Les professeurs seront-ils bientôt testés toutes les semaines ? C’est l’idée qu’a évoquée Frank Vandenbroucke, ministre fédéral de la Santé sur les ondes de Bel-RTL vendredi matin. Le ministre s’est également engagé à donner des moyens aux entités fédérées pour atteindre cet objectif. "Je pense que nous pourrons bientôt lancer le testing répétitif du corps enseignant via un test salivaire. Les différents ministres de l’Enseignement sont très intéressés par cette stratégie et des discussions sont en cours avec la task force testing. Cela permettra d’agir très vite et de façon précoce en cas de cluster."

Mise en place trop lente

La ministre de l’Éducation Caroline Désir s’est réjouie des annonces du socialiste flamand. "On ne peut que se réjouir de cette main offerte par le gouvernement fédéral. Tout ce qui peut aider à maintenir les écoles ouvertes est bon à prendre", déclare son porte-parole.

Selon lui, le projet n’en serait encore qu’à un stade embryonnaire. "L’idée serait de pouvoir tester tous les enseignants chaque semaine afin de pouvoir agir directement s’il y a des enseignants positifs au virus. Mais il faut encore déterminer précisément comment les choses vont pouvoir se mettre en place, comment on va pouvoir acheminer les tests vers les écoles et les envoyer vers les laboratoires, etc. On doit aussi déterminer quelles écoles seront prioritaires."

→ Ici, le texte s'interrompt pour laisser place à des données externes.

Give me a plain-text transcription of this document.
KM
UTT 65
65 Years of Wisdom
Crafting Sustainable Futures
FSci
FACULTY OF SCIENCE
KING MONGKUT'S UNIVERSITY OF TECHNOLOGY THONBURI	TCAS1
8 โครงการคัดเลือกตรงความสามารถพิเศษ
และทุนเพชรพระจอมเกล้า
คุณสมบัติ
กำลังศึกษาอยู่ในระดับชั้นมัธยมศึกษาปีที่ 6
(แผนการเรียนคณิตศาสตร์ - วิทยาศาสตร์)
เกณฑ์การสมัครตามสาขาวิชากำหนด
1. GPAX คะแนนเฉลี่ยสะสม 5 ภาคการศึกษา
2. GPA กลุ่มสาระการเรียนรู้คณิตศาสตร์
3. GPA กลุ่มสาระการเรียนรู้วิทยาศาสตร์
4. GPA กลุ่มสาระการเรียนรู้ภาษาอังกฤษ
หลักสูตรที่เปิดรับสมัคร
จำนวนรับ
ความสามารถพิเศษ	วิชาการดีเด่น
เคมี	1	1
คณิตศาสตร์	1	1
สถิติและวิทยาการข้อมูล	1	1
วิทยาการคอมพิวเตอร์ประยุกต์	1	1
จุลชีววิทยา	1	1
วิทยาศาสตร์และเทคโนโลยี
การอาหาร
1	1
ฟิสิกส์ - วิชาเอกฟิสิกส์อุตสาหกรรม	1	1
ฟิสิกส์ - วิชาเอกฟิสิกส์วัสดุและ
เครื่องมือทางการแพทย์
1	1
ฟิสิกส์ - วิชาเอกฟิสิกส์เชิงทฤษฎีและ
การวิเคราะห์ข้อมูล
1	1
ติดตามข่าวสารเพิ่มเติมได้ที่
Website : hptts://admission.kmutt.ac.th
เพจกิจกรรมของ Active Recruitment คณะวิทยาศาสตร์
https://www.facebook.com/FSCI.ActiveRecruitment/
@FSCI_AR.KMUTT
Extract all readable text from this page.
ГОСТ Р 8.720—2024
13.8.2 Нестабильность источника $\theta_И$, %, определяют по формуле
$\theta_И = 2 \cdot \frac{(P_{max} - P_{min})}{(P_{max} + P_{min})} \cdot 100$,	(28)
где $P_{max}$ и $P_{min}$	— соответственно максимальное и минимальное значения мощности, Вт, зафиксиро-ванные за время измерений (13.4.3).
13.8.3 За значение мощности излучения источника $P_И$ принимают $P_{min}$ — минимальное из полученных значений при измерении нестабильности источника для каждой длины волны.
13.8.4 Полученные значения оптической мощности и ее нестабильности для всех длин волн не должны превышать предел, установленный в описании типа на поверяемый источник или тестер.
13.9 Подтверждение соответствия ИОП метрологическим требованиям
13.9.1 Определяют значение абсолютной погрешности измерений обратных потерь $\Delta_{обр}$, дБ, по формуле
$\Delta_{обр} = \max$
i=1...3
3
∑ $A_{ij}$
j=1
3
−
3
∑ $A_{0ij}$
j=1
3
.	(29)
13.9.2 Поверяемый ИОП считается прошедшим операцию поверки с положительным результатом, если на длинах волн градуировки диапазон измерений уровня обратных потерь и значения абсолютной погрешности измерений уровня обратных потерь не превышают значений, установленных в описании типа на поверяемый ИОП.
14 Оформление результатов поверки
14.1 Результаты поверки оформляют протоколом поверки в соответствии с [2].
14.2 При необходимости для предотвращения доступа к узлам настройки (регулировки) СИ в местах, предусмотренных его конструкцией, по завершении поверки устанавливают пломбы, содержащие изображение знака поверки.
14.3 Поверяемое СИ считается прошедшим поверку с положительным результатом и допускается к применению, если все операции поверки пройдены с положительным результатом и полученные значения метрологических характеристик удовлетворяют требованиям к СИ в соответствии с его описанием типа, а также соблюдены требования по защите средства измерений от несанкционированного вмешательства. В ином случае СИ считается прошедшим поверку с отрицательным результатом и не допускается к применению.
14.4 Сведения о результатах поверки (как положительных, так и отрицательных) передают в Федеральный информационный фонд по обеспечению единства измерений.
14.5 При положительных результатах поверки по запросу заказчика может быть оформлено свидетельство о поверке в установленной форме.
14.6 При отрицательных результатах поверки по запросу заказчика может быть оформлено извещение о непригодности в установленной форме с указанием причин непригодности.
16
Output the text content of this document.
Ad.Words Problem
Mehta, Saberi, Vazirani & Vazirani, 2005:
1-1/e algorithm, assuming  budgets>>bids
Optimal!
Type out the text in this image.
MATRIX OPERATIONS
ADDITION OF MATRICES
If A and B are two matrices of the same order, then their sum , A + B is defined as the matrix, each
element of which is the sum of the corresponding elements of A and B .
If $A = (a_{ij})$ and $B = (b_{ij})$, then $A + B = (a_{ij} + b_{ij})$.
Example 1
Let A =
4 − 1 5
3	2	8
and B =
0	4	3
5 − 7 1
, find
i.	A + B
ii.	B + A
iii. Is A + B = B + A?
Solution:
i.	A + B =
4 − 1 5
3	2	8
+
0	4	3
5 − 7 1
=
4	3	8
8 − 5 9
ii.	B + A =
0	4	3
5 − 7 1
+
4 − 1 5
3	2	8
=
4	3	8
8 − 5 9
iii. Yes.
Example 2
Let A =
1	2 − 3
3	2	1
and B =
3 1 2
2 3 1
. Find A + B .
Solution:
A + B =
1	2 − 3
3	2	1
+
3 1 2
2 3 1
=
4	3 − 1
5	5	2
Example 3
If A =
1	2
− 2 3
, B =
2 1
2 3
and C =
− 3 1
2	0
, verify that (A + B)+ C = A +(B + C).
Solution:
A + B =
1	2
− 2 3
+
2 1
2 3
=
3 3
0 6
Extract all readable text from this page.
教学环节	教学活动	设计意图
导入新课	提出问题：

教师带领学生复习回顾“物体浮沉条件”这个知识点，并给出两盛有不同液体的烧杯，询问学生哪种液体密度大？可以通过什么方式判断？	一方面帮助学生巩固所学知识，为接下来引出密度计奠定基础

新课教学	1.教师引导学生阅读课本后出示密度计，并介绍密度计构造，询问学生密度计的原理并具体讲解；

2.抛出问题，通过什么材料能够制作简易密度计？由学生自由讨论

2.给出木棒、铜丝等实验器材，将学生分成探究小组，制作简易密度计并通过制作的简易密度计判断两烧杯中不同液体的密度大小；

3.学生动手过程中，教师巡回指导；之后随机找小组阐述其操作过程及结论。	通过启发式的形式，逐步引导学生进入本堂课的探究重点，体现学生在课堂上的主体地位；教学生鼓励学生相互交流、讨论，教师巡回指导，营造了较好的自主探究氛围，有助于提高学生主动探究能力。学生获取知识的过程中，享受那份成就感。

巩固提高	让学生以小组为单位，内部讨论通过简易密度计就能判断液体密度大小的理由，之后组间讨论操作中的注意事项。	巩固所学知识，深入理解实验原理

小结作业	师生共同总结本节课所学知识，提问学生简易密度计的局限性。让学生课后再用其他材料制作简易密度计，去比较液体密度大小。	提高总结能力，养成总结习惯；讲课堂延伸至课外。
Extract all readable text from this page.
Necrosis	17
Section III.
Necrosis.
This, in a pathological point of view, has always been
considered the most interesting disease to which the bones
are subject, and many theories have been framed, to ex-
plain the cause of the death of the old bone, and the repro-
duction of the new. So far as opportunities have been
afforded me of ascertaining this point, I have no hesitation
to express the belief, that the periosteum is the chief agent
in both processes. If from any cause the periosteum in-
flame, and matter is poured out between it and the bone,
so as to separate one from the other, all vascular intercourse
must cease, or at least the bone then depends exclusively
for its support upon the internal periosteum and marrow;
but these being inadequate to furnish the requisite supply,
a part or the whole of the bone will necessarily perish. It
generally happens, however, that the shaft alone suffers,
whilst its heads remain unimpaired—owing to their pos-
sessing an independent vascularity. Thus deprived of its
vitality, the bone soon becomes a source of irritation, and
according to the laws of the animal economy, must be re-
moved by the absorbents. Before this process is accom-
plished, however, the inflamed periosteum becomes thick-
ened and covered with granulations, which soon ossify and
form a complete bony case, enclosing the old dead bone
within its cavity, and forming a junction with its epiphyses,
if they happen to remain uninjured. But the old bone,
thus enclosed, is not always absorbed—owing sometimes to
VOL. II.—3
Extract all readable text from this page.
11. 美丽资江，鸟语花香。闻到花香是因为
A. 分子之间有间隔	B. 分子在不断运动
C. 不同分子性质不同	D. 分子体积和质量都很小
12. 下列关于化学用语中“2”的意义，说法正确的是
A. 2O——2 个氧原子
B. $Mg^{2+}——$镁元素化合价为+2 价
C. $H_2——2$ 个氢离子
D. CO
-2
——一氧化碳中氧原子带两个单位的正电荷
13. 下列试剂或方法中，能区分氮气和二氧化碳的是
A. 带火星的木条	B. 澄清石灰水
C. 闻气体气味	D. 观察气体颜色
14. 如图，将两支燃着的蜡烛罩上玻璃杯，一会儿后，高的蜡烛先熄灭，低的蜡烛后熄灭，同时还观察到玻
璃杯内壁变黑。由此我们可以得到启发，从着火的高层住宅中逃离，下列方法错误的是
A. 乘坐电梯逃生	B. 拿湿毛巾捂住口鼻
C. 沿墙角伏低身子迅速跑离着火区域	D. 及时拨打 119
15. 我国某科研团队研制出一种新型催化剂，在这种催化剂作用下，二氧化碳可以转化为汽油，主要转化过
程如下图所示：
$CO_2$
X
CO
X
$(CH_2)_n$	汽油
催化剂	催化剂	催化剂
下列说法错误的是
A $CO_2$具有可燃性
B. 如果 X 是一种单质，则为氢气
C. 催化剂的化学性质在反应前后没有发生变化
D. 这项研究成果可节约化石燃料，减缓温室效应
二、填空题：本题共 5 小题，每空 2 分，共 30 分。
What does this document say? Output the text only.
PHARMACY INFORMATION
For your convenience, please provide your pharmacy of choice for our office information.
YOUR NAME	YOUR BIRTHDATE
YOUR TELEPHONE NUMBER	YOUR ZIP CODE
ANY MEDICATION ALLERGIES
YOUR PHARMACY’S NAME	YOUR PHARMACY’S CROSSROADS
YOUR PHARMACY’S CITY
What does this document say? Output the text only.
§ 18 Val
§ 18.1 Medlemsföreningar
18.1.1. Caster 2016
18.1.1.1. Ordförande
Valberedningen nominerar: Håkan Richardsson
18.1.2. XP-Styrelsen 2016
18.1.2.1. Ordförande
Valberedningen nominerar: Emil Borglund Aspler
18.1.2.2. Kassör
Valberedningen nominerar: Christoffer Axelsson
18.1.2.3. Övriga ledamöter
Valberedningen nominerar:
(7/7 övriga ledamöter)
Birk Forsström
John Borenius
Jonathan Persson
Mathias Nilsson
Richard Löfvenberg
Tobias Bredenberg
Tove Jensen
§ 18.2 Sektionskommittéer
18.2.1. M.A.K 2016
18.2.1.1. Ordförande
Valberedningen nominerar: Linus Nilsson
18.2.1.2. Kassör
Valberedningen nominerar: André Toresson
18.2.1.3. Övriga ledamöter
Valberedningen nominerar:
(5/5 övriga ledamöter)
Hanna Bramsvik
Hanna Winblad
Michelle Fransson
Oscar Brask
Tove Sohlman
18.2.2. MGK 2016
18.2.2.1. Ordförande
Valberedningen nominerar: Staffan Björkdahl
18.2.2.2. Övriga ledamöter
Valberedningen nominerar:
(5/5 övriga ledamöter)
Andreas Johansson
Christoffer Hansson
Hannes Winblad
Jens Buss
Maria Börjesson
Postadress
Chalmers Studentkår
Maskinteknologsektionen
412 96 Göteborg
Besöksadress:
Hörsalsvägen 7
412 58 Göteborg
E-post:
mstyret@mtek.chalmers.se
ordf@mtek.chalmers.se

Les syndicats se réjouissent également de l’organisation prochaine de ces tests. La CGSP-Enseignement déplore toutefois la lenteur de la mise en place du projet.

"Jusqu’à présent, on avait toujours refusé notre demande de pouvoir faire tester les enseignants. On n’a jamais compris pourquoi il y avait cette frilosité du côté du gouvernement. C’est un combat qu’on mène depuis six mois déjà", souligne Joseph Thonon, président du syndicat d’enseignants.